On 16/09/2022 16:36, Ceraolo Spurio, Daniele wrote:
> 
> 
> On 9/16/2022 1:58 AM, Tvrtko Ursulin wrote:
>>
>> On 16/09/2022 08:53, Teres Alexis, Alan Previn wrote:

[snip]

>>>>
>>>>> +    /*
>>>>> +     * If the context gets closed while the execbuf is ongoing, 
>>>>> the context
>>>>> +     * close code will race with the below code to cancel the 
>>>>> delayed work.
>>>>> +     * If the context close wins the race and cancels the work, it 
>>>>> will
>>>>> +     * immediately call the sched disable (see guc_context_close), 
>>>>> so there
>>>>> +     * is a chance we can get past this check while the 
>>>>> sched_disable code
>>>>> +     * is being executed. To make sure that code completes before 
>>>>> we check
>>>>> +     * the status further down, we wait for the close process to 
>>>>> complete.
>>>>> +     */
>>>>> +    if (cancel_delayed_work_sync(&ce->guc_state.sched_disable_delay))
>>>>> +        intel_context_sched_disable_unpin(ce);
>>>>> +    else if (intel_context_is_closed(ce))
>>>>> +        wait_for(context_close_done(ce), 1);
>>>>
>>>> Comment makes it sounds important to handle the race, althought it
>>>> doesn't really explain the consequences. But most importantly, what if
>>>> close doesn't complete in 1ms?
>>>
>>> will add the consequence (i believe the consequence is that we could 
>>> prematurely
>>> read context flags bit indicating its gucid is still registered and 
>>> after skipping
>>> re-registration, find that context gets closed and guc-id freed).
>>>
>>> Yes the 1 second is arbitrary and unnervingly short. Just spent 
>>> sometime trying to
>>
>> One millisecond even. :)
> 
> Normally 1ms is not a slow time for this.

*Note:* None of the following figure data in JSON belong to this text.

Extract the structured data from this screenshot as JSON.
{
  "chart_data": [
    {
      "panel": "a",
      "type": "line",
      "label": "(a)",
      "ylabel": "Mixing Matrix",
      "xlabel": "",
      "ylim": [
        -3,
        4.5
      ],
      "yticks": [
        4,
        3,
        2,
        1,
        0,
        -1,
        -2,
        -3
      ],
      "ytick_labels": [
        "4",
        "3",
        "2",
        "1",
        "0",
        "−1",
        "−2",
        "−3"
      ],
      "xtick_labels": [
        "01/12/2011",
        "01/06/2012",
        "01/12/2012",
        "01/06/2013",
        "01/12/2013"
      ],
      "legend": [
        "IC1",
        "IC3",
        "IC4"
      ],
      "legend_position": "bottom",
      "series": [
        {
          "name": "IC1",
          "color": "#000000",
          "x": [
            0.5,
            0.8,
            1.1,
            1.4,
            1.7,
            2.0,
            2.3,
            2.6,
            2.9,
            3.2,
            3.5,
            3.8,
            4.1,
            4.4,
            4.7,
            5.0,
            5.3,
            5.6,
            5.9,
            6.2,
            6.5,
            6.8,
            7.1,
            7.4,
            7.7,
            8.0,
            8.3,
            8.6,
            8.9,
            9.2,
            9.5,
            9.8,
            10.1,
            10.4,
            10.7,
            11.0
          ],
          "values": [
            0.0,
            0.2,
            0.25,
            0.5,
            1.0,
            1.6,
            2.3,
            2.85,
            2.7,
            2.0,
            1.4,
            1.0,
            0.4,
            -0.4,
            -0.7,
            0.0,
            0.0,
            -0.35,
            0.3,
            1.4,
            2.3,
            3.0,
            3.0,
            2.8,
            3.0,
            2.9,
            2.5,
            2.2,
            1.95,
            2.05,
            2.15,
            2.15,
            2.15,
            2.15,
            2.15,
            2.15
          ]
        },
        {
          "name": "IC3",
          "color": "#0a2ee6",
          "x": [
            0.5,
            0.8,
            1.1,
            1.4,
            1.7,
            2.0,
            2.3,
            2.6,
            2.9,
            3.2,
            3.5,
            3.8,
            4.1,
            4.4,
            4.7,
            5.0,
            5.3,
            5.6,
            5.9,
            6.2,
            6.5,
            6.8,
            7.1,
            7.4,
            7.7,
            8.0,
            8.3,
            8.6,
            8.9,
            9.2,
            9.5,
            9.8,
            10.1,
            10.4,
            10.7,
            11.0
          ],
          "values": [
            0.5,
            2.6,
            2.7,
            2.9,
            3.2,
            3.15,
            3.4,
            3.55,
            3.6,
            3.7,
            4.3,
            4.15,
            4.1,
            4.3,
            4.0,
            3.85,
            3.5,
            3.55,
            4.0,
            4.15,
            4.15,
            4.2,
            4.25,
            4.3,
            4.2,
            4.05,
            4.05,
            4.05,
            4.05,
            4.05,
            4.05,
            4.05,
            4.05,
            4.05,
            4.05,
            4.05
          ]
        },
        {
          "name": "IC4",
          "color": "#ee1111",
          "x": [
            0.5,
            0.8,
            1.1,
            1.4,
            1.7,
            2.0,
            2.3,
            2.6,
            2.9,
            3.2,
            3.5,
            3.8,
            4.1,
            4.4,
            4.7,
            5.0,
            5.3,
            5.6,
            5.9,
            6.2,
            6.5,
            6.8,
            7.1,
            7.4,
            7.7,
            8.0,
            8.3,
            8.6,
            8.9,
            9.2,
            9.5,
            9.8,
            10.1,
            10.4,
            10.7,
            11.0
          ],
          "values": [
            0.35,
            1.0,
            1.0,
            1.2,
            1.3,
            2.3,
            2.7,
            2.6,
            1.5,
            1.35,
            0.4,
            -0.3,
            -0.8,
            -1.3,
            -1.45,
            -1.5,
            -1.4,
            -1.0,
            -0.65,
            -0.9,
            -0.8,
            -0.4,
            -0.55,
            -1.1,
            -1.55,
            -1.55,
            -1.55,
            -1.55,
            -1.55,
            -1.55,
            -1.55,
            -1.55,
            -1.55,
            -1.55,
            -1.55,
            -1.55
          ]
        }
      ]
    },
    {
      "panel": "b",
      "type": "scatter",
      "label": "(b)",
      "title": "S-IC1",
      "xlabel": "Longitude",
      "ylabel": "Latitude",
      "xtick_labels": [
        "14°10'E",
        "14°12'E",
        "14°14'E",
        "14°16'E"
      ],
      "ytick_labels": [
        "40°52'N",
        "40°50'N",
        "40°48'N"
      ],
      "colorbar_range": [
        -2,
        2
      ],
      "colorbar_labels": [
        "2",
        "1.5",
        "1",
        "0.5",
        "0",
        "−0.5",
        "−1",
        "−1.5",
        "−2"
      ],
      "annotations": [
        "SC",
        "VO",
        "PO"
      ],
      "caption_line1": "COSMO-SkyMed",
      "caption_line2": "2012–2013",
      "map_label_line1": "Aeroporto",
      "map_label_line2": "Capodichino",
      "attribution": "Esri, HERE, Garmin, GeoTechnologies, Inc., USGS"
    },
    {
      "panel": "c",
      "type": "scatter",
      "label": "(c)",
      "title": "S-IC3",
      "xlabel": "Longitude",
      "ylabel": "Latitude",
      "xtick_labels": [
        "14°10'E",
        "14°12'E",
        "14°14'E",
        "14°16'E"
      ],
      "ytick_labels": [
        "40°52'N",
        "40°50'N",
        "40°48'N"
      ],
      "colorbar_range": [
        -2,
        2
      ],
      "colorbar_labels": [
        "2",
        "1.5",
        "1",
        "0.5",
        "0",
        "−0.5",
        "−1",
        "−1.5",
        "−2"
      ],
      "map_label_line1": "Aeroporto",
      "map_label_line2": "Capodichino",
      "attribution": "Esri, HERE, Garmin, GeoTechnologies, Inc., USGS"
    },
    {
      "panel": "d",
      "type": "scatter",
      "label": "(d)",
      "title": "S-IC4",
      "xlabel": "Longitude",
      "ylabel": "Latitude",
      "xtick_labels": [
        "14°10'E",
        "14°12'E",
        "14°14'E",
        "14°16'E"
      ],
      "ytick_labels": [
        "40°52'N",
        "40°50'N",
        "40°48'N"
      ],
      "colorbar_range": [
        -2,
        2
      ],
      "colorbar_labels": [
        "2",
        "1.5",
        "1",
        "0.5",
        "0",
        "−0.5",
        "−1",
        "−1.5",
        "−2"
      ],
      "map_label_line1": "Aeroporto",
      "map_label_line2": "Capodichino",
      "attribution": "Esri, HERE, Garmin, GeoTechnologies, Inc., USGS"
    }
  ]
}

We can only hit the wait if 
> the context_close call has already called the cancel_delayed_work, so 
> the only thing left to do in that function is to send the H2G, which is 
> relatively fast. However, I've just realized that if the H2G buffer is 
> full the H2G will stall, so in that case it can take longer (maximum 
> stall time before a hang is declared is 1.5s).
> 
>>
>> What would be the consequence of prematurely reading the still 
>> registered context flag? Execbuf fails? GuC hangs? Kernel crashes? 
>> Something else?
> 
> i915 thinks that a request pending with the GuC, while GuC thinks we 
> disabled it (because the completion of the delayed_disable happens after 
> the new request has been submitted). The heartbeat will still go 
> through, so no reset will be triggered, the request is just lost. A new 
> request submission on the same context should be able to recover it, but 
> we didn't test that.
> 
> 
>>
>> And why cant' this race with context close happen at any other point 
>> than this particular spot in guc_request_alloc? Immediately after the 
>> added checks? After atomic_add_unless?
> 
> The race is tied to the canceling of the delayed work. context_close 
> only does something if it cancels the delayed work, so if the 
> cancel_delayed_work_sync here does the cancelling then context_close is 
> a no-op.

It's a bit involved* to follow so I'll give up and declare a "whatever" if that's okay with you.

*)
intel_context_close
   set_bit(CONTEXT_CLOSED_BIT, &ce->flags)
   ->guc_context_close
	if (test_bit(CONTEXT_GUC_INIT, &ce->flags) &&
	    cancel_delayed_work(&ce->guc_state.sched_disable_delay))
		__delay_sched_disable(&ce->guc_state.sched_disable_delay.work);
		  ((which is:
			spin_lock_irqsave(&ce->guc_state.lock, flags);
			..stuff..
			unlock
		  ))

	spin_lock_irqsave(&ce->guc_state.lock, flags);
	set_context_close_done(ce);
	spin_unlock_irqrestore(&ce->guc_state.lock, flags);

Takes and releases the same lock two times so I have no idea why twice, and less so whether it is safe and race free.

Regards,

Tvrtko